Planting Trees And Shrubs
What does he plant who plants a tree?
He plants cool shade and tender rain,
And seed and bud of days to be,
And years that fade and flush again;
He plants the forest's heritage;
The harvest of a coming age;
The joy that unborn eyes shall see -
These things he plants who plants a tree.
From "The Heart of the Tree" by
Henry Cuyler Bunner (1855 - 1896)
Although the summer blooms have faded, you may want to keep your garden tools out for just a bit longer. Autumn is the perfect time to make structural changes to your garden by relocating or adding trees and shrubs. There are several reasons for this.
Fall is an ideal season to evaluate your garden. Summer has just passed so you have a good idea of what has done well and what you would like to change.
You are also more likely to have the time to take on large projects. During the spring and summer the majority of one's attention goes toward perennials, annuals, vegetables and general maintenance of the garden.
You can get some real bargains on plant material in the fall. Rather than over winter large plantings, nurseries often drastically reduce prices on trees and shrubs.

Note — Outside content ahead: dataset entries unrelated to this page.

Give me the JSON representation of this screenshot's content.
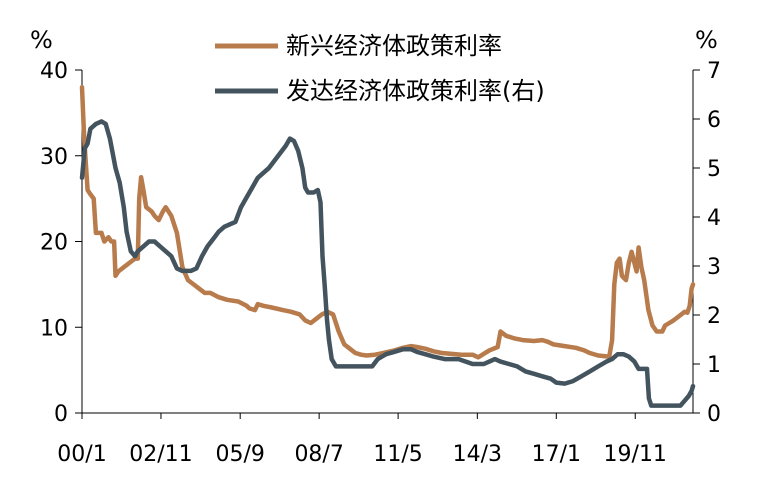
{
  "chart_data": {
    "type": "line",
    "title": "",
    "xlabel": "",
    "left_axis": {
      "unit": "%",
      "ylim": [
        0,
        40
      ],
      "ticks": [
        0,
        10,
        20,
        30,
        40
      ]
    },
    "right_axis": {
      "unit": "%",
      "ylim": [
        0,
        7
      ],
      "ticks": [
        0,
        1,
        2,
        3,
        4,
        5,
        6,
        7
      ]
    },
    "x_ticks": [
      {
        "label": "00/1",
        "x": 2000.0
      },
      {
        "label": "02/11",
        "x": 2002.83
      },
      {
        "label": "05/9",
        "x": 2005.67
      },
      {
        "label": "08/7",
        "x": 2008.5
      },
      {
        "label": "11/5",
        "x": 2011.33
      },
      {
        "label": "14/3",
        "x": 2014.17
      },
      {
        "label": "17/1",
        "x": 2017.0
      },
      {
        "label": "19/11",
        "x": 2019.83
      }
    ],
    "xlim": [
      2000.0,
      2021.9
    ],
    "legend_position": "top",
    "series": [
      {
        "name": "新兴经济体政策利率",
        "axis": "left",
        "color": "#B87B4C",
        "points": [
          [
            2000.0,
            38
          ],
          [
            2000.08,
            32
          ],
          [
            2000.2,
            26
          ],
          [
            2000.3,
            25.5
          ],
          [
            2000.42,
            25
          ],
          [
            2000.5,
            21
          ],
          [
            2000.7,
            21
          ],
          [
            2000.8,
            20
          ],
          [
            2000.95,
            20.5
          ],
          [
            2001.05,
            20
          ],
          [
            2001.15,
            20
          ],
          [
            2001.2,
            16
          ],
          [
            2001.3,
            16.5
          ],
          [
            2001.5,
            17
          ],
          [
            2001.7,
            17.5
          ],
          [
            2001.9,
            18
          ],
          [
            2002.0,
            18
          ],
          [
            2002.05,
            25
          ],
          [
            2002.12,
            27.5
          ],
          [
            2002.2,
            26
          ],
          [
            2002.3,
            24
          ],
          [
            2002.5,
            23.5
          ],
          [
            2002.6,
            23
          ],
          [
            2002.75,
            22.5
          ],
          [
            2002.9,
            23.5
          ],
          [
            2003.0,
            24
          ],
          [
            2003.2,
            23
          ],
          [
            2003.4,
            21
          ],
          [
            2003.6,
            17
          ],
          [
            2003.8,
            15.5
          ],
          [
            2004.0,
            15
          ],
          [
            2004.2,
            14.5
          ],
          [
            2004.4,
            14
          ],
          [
            2004.6,
            14
          ],
          [
            2004.9,
            13.5
          ],
          [
            2005.2,
            13.2
          ],
          [
            2005.6,
            13
          ],
          [
            2005.9,
            12.5
          ],
          [
            2006.0,
            12.2
          ],
          [
            2006.2,
            12
          ],
          [
            2006.3,
            12.7
          ],
          [
            2006.5,
            12.5
          ],
          [
            2006.8,
            12.3
          ],
          [
            2007.2,
            12
          ],
          [
            2007.5,
            11.8
          ],
          [
            2007.8,
            11.5
          ],
          [
            2008.0,
            10.8
          ],
          [
            2008.2,
            10.5
          ],
          [
            2008.4,
            11
          ],
          [
            2008.6,
            11.5
          ],
          [
            2008.8,
            11.8
          ],
          [
            2009.0,
            11.5
          ],
          [
            2009.1,
            10.5
          ],
          [
            2009.2,
            9.5
          ],
          [
            2009.4,
            8
          ],
          [
            2009.6,
            7.5
          ],
          [
            2009.8,
            7
          ],
          [
            2010.0,
            6.8
          ],
          [
            2010.2,
            6.7
          ],
          [
            2010.5,
            6.8
          ],
          [
            2010.8,
            7
          ],
          [
            2011.2,
            7.3
          ],
          [
            2011.5,
            7.6
          ],
          [
            2011.8,
            7.8
          ],
          [
            2012.0,
            7.7
          ],
          [
            2012.3,
            7.5
          ],
          [
            2012.6,
            7.2
          ],
          [
            2012.9,
            7
          ],
          [
            2013.2,
            6.9
          ],
          [
            2013.6,
            6.8
          ],
          [
            2014.0,
            6.8
          ],
          [
            2014.2,
            6.5
          ],
          [
            2014.4,
            6.9
          ],
          [
            2014.6,
            7.3
          ],
          [
            2014.9,
            7.7
          ],
          [
            2015.0,
            9.5
          ],
          [
            2015.2,
            9
          ],
          [
            2015.5,
            8.7
          ],
          [
            2015.8,
            8.5
          ],
          [
            2016.2,
            8.4
          ],
          [
            2016.5,
            8.5
          ],
          [
            2016.7,
            8.3
          ],
          [
            2016.9,
            8.0
          ],
          [
            2017.3,
            7.8
          ],
          [
            2017.7,
            7.6
          ],
          [
            2018.0,
            7.3
          ],
          [
            2018.2,
            7
          ],
          [
            2018.5,
            6.7
          ],
          [
            2018.8,
            6.6
          ],
          [
            2018.9,
            6.6
          ],
          [
            2019.0,
            8.5
          ],
          [
            2019.08,
            15
          ],
          [
            2019.17,
            17.5
          ],
          [
            2019.27,
            18
          ],
          [
            2019.35,
            16
          ],
          [
            2019.5,
            15.5
          ],
          [
            2019.6,
            17.5
          ],
          [
            2019.7,
            18.8
          ],
          [
            2019.8,
            17.5
          ],
          [
            2019.88,
            16.5
          ],
          [
            2019.95,
            19.3
          ],
          [
            2020.05,
            17
          ],
          [
            2020.15,
            15.5
          ],
          [
            2020.3,
            12
          ],
          [
            2020.45,
            10.2
          ],
          [
            2020.6,
            9.5
          ],
          [
            2020.8,
            9.5
          ],
          [
            2020.9,
            10.2
          ],
          [
            2021.05,
            10.5
          ],
          [
            2021.2,
            10.8
          ],
          [
            2021.4,
            11.3
          ],
          [
            2021.6,
            11.8
          ],
          [
            2021.7,
            11.7
          ],
          [
            2021.78,
            12.5
          ],
          [
            2021.85,
            14.5
          ],
          [
            2021.9,
            15
          ]
        ]
      },
      {
        "name": "发达经济体政策利率(右)",
        "axis": "right",
        "color": "#44545E",
        "points": [
          [
            2000.0,
            4.8
          ],
          [
            2000.1,
            5.4
          ],
          [
            2000.2,
            5.5
          ],
          [
            2000.3,
            5.8
          ],
          [
            2000.5,
            5.9
          ],
          [
            2000.7,
            5.95
          ],
          [
            2000.85,
            5.9
          ],
          [
            2001.0,
            5.6
          ],
          [
            2001.2,
            5.0
          ],
          [
            2001.35,
            4.7
          ],
          [
            2001.5,
            4.2
          ],
          [
            2001.6,
            3.7
          ],
          [
            2001.75,
            3.3
          ],
          [
            2001.9,
            3.2
          ],
          [
            2002.0,
            3.3
          ],
          [
            2002.2,
            3.4
          ],
          [
            2002.4,
            3.5
          ],
          [
            2002.6,
            3.5
          ],
          [
            2002.8,
            3.4
          ],
          [
            2003.0,
            3.3
          ],
          [
            2003.2,
            3.2
          ],
          [
            2003.4,
            2.95
          ],
          [
            2003.6,
            2.9
          ],
          [
            2003.9,
            2.9
          ],
          [
            2004.1,
            2.95
          ],
          [
            2004.3,
            3.2
          ],
          [
            2004.5,
            3.4
          ],
          [
            2004.7,
            3.55
          ],
          [
            2004.9,
            3.7
          ],
          [
            2005.1,
            3.8
          ],
          [
            2005.3,
            3.85
          ],
          [
            2005.5,
            3.9
          ],
          [
            2005.7,
            4.2
          ],
          [
            2005.9,
            4.4
          ],
          [
            2006.1,
            4.6
          ],
          [
            2006.3,
            4.8
          ],
          [
            2006.5,
            4.9
          ],
          [
            2006.7,
            5.0
          ],
          [
            2006.9,
            5.15
          ],
          [
            2007.1,
            5.3
          ],
          [
            2007.3,
            5.45
          ],
          [
            2007.45,
            5.6
          ],
          [
            2007.6,
            5.55
          ],
          [
            2007.75,
            5.35
          ],
          [
            2007.9,
            5.0
          ],
          [
            2008.0,
            4.6
          ],
          [
            2008.1,
            4.5
          ],
          [
            2008.3,
            4.5
          ],
          [
            2008.45,
            4.55
          ],
          [
            2008.55,
            4.3
          ],
          [
            2008.62,
            3.2
          ],
          [
            2008.7,
            2.6
          ],
          [
            2008.78,
            1.9
          ],
          [
            2008.85,
            1.5
          ],
          [
            2008.95,
            1.1
          ],
          [
            2009.1,
            0.95
          ],
          [
            2009.5,
            0.95
          ],
          [
            2010.0,
            0.95
          ],
          [
            2010.4,
            0.95
          ],
          [
            2010.6,
            1.1
          ],
          [
            2010.9,
            1.2
          ],
          [
            2011.2,
            1.25
          ],
          [
            2011.5,
            1.3
          ],
          [
            2011.8,
            1.3
          ],
          [
            2012.0,
            1.25
          ],
          [
            2012.3,
            1.2
          ],
          [
            2012.6,
            1.15
          ],
          [
            2013.0,
            1.1
          ],
          [
            2013.5,
            1.1
          ],
          [
            2014.0,
            1.0
          ],
          [
            2014.4,
            1.0
          ],
          [
            2014.6,
            1.05
          ],
          [
            2014.8,
            1.1
          ],
          [
            2015.0,
            1.05
          ],
          [
            2015.3,
            1.0
          ],
          [
            2015.6,
            0.95
          ],
          [
            2015.9,
            0.85
          ],
          [
            2016.2,
            0.8
          ],
          [
            2016.5,
            0.75
          ],
          [
            2016.8,
            0.7
          ],
          [
            2017.0,
            0.62
          ],
          [
            2017.3,
            0.6
          ],
          [
            2017.6,
            0.65
          ],
          [
            2017.9,
            0.75
          ],
          [
            2018.2,
            0.85
          ],
          [
            2018.5,
            0.95
          ],
          [
            2018.8,
            1.05
          ],
          [
            2019.0,
            1.1
          ],
          [
            2019.2,
            1.2
          ],
          [
            2019.4,
            1.2
          ],
          [
            2019.6,
            1.15
          ],
          [
            2019.8,
            1.05
          ],
          [
            2019.95,
            0.9
          ],
          [
            2020.15,
            0.9
          ],
          [
            2020.25,
            0.9
          ],
          [
            2020.32,
            0.3
          ],
          [
            2020.4,
            0.15
          ],
          [
            2020.6,
            0.15
          ],
          [
            2020.9,
            0.15
          ],
          [
            2021.2,
            0.15
          ],
          [
            2021.45,
            0.15
          ],
          [
            2021.6,
            0.25
          ],
          [
            2021.75,
            0.35
          ],
          [
            2021.85,
            0.45
          ],
          [
            2021.9,
            0.55
          ]
        ]
      }
    ]
  }
}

And last but not least, the cooler temperatures and plentiful rain typical of autumn create the best conditions for developing strong root systems. This allows your newly planted trees and shrubs to take off in the spring.
Tree Planting Tips
Northern gardeners that experience long dormant seasons should plant balled and burlapped material or transplant trees and shrubs in late summer or early fall. This allows roots cut during the process to regenerate before a hard freeze. However, plants purchased in containers have a full root system, so they can be planted later in the fall.
Some trees don't transplant well in the fall. Conifers, dogwoods, liquidambars, oaks, crabapples, and birches should be moved in the spring.
Before doing any major digging always check with the utility company for the location of any underground cables and gas lines. Utility companies will come out and mark the lines free of charge.
After selecting a site for your new tree or shrub, dig a hole at least twice the size of the root ball, container or root spread.
Mix the soil 50/50 with compost. Add this mixture to the bottom of the hole. This gives the roots a good home and raises the tree to the proper grade. Try to match the original soil line with the existing grade of your lawn or garden. If your tree or shrub is container grown or bare root, spread the roots out in the bottom of the hole.
You want to encourage all of the roots to spread out and take hold in their new home. If the plant's roots are tightly bound, gently tear them loose before planting them in their confined form.
If your plant is balled and wrapped in cloth burlap, fold back the burlap from the top of the ball. This is biodegradable and will break down in just a few months. These days, trees and shrubs are more often balled and wrapped with a synthetic material. This covering will not biodegrade and should be removed completely.
Once you've positioned the plant, make sure any nylon cording around the trunk or limbs is removed. Leaving it will girdle the tree or shrub and as the plant grows, it will die.
Once you get the tree or shrub in the ground, add a root stimulator that contains vitamin B1 to buckets of water. A root stimulator helps to accelerate the development of feeder roots. Many root stimulators contain a mild fertilizer that is fine for the fall. Wait and do the heavy feeding in the spring.
Now, just layer in the soil mixture, occasionally adding water mixed with the root stimulator to displace any air pockets.
Once planted, tuck your plants in with 3 to 4 inches of mulch to keep the roots consistently moist and also help them withstand extreme changes in temperature.